Кончак выглядел свежим, словно не было ни ночного погребения, ни разговора после скачки в Шарукань. А ведь черниговский боярин знал, что Кончак должен был еще раз съездить к месту сожжения тела Кобяка. Наутро, после того как остыл пепел погребального костра, половцы стали насыпать могильный курган, и долг хана состоял в том, чтобы лично опрокинуть первый шлем земли в основу рукотворной горы.
Кончак был одет для верховой езды.
– Решил проводить тебя до нового кургана, – сказал Кончак. – Это самое меньшее, что я могу сделать в ответ на любезность черниговского князя, приславшего нам целое посольство.
И снова Ольстин Олексич не смог понять, посмеивается хан или он серьезен.
Утро выдалось тихое, и из-под конских копыт легко поднимались, тотчас рассыпаясь в неподвижном воздухе, облачка снежной пыли. Утоптанная дорога глушила все звуки, и небольшой отряд ехал почти бесшумно.
Там, где сутки назад горело священное пламя погребального костра, многое переменилось. Вороненым шлемом среди белых клобуков высился курган, хранивший внутри себя прах хана Кобяка. Киевские дружинники, насаженные на колья, уже умерли и окаменели на морозе, застыв с покорно склоненными головами, словно и после смерти стыдясь предательства, сотворенного Святославом Всеволодичем. Наклонившиеся друг к другу трупы казались символическими вратами в мир смерти, открытыми для успокоившейся души убитого хана.

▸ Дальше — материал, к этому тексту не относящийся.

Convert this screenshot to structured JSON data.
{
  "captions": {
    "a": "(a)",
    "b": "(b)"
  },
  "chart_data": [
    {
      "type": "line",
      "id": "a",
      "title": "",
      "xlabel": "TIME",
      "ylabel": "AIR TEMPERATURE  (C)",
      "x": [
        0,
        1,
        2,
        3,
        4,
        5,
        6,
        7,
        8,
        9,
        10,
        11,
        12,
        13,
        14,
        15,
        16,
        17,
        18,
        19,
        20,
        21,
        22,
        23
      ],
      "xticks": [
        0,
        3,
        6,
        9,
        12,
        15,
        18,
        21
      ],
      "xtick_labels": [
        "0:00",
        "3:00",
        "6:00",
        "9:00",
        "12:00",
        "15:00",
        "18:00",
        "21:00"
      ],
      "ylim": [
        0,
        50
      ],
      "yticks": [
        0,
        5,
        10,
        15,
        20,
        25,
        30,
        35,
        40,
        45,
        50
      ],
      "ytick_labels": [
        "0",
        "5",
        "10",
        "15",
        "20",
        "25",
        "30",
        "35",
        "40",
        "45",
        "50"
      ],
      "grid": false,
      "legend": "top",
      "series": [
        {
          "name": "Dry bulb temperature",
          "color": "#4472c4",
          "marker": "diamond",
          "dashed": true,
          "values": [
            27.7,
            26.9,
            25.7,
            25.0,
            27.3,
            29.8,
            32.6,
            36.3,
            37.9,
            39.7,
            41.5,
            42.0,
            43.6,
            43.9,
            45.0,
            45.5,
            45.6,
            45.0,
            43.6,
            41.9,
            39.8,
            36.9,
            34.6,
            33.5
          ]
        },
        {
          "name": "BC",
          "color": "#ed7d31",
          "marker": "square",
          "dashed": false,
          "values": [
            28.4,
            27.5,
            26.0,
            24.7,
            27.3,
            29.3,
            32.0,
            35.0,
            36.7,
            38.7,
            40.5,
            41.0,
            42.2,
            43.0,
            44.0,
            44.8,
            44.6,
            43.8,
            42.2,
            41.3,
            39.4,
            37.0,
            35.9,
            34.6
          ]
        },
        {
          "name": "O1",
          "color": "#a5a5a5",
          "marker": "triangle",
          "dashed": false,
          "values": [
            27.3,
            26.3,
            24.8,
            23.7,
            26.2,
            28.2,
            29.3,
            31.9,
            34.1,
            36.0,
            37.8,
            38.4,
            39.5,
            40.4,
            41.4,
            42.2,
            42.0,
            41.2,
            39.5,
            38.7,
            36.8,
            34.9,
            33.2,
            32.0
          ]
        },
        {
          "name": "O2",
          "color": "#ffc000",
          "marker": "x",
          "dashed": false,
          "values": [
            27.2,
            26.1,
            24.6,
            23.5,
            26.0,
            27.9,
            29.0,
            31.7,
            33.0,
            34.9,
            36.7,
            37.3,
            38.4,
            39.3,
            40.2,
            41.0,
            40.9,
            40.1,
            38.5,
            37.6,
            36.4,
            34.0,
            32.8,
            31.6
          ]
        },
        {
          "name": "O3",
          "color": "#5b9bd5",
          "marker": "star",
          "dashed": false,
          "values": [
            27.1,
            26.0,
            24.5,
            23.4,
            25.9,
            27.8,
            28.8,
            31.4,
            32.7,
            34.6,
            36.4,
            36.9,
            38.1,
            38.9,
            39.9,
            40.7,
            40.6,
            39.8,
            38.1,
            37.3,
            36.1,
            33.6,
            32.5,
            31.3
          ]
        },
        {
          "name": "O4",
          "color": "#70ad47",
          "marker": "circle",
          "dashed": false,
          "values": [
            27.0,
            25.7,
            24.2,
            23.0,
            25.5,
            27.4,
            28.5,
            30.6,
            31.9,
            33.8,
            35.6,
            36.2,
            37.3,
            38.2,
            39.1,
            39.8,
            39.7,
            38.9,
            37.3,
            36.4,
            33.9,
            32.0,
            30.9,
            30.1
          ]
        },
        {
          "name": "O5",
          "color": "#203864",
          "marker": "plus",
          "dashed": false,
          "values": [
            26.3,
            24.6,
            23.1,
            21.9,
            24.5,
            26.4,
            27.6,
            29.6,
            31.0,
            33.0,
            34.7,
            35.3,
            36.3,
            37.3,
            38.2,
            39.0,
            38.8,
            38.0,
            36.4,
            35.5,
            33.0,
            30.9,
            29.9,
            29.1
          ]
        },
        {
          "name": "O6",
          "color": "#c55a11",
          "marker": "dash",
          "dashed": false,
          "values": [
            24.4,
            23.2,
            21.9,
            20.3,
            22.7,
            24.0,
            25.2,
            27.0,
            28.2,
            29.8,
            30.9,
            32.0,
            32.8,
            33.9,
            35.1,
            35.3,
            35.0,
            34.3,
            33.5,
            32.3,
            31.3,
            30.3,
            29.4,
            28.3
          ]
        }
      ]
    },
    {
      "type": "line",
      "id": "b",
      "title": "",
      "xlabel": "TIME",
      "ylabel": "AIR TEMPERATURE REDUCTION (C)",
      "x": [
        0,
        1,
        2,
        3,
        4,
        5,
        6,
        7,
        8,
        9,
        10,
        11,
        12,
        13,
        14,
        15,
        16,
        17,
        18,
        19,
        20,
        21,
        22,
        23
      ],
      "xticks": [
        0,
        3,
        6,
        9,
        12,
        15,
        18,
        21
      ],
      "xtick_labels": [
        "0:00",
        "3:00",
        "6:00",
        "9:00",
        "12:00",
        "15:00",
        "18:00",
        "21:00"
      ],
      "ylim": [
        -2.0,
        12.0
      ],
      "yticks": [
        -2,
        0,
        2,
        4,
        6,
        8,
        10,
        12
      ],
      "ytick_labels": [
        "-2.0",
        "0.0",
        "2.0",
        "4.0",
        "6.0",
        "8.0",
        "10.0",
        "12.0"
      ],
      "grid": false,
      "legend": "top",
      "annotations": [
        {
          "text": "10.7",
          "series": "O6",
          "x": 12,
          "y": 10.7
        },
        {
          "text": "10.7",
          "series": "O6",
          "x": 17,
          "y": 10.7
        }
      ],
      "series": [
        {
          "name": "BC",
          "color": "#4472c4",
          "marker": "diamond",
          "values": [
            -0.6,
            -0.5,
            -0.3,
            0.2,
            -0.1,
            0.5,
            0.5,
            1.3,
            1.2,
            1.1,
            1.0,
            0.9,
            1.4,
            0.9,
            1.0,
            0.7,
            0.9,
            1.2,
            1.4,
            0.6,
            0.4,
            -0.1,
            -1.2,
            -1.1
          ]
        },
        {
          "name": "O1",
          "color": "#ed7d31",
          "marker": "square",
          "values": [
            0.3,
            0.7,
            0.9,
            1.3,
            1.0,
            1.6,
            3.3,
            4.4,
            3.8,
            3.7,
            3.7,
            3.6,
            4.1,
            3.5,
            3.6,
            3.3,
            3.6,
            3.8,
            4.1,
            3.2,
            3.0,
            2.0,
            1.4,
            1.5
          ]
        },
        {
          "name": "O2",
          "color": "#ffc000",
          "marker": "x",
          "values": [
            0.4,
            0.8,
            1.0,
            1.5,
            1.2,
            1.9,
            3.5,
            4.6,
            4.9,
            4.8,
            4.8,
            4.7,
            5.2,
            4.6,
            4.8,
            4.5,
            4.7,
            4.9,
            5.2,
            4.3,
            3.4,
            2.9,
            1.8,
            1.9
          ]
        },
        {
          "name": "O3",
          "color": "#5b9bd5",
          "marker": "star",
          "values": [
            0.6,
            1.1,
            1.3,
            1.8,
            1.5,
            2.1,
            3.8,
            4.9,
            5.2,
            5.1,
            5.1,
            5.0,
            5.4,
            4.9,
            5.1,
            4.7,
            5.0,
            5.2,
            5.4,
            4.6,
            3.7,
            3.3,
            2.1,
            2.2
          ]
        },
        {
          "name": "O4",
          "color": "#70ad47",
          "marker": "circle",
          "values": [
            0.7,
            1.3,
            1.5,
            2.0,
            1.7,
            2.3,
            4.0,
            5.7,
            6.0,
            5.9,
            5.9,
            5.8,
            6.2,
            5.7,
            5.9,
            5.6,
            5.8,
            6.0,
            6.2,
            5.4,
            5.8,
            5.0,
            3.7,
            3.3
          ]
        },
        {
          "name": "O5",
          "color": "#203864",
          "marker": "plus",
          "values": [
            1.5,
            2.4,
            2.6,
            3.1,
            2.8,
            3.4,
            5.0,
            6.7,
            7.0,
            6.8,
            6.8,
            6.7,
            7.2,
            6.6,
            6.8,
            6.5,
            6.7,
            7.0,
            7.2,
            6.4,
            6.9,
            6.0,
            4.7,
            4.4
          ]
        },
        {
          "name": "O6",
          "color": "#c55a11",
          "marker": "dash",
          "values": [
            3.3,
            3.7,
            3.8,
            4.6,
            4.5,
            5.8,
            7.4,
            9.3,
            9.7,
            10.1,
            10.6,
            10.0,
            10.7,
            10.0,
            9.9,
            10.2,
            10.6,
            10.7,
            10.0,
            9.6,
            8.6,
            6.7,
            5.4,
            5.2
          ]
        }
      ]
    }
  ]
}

Поодаль от места казни на деревянном остове была растянута шкура жертвенного коня, поверх которой закрепили его отрубленную голову. В утренней тишине Ольстин Олексич услышал, как перезваниваются, сталкиваясь на поднимающемся ветерке, сосульки на конской гриве – так застыли струйки крови, хлынувшей при ударе сабли хана Товлыя.
Лицом на восток на вершине кургана стояла неведомо когда высеченная из камня статуя хана Кобяка. Хан был изображен скульптором в момент перед посадкой на коня, в пластинчатом доспехе, так любимом при жизни, с изогнутой саблей и кинжалом на поясе.
Единственное, что напоминало о смерти, – это ритуальный рог в левой руке статуи. Изображение не может ожить без пищи, и хан Кобяк получил посуду, в которую теперь до бесконечности или до времени, когда ветер сотрет последние следы резца с камня, будет литься кумыс бессмертия.
Серый известняк статуи терялся на фоне низких зимних туч, и только обведенные углем глаза каменного хана выделялись, словно следя за проезжающими.
– Он долго будет провожать вас взглядом, – сказал Кончак, заметив, куда посмотрел Ольстин Олексич. – Мне же пора возвращаться. До встречи, боярин, надеюсь, что расстаемся друзьями.
Черниговский боярин поклонился, его сопровождающие отсалютовали хану копьями, и посольство двинулось по затянувшейся снегом дороге в направлении далекого Чернигова.
Кончак остался один. Усиливающийся ветер бросал в лицо хану пригоршни снега, торопя к возвращению.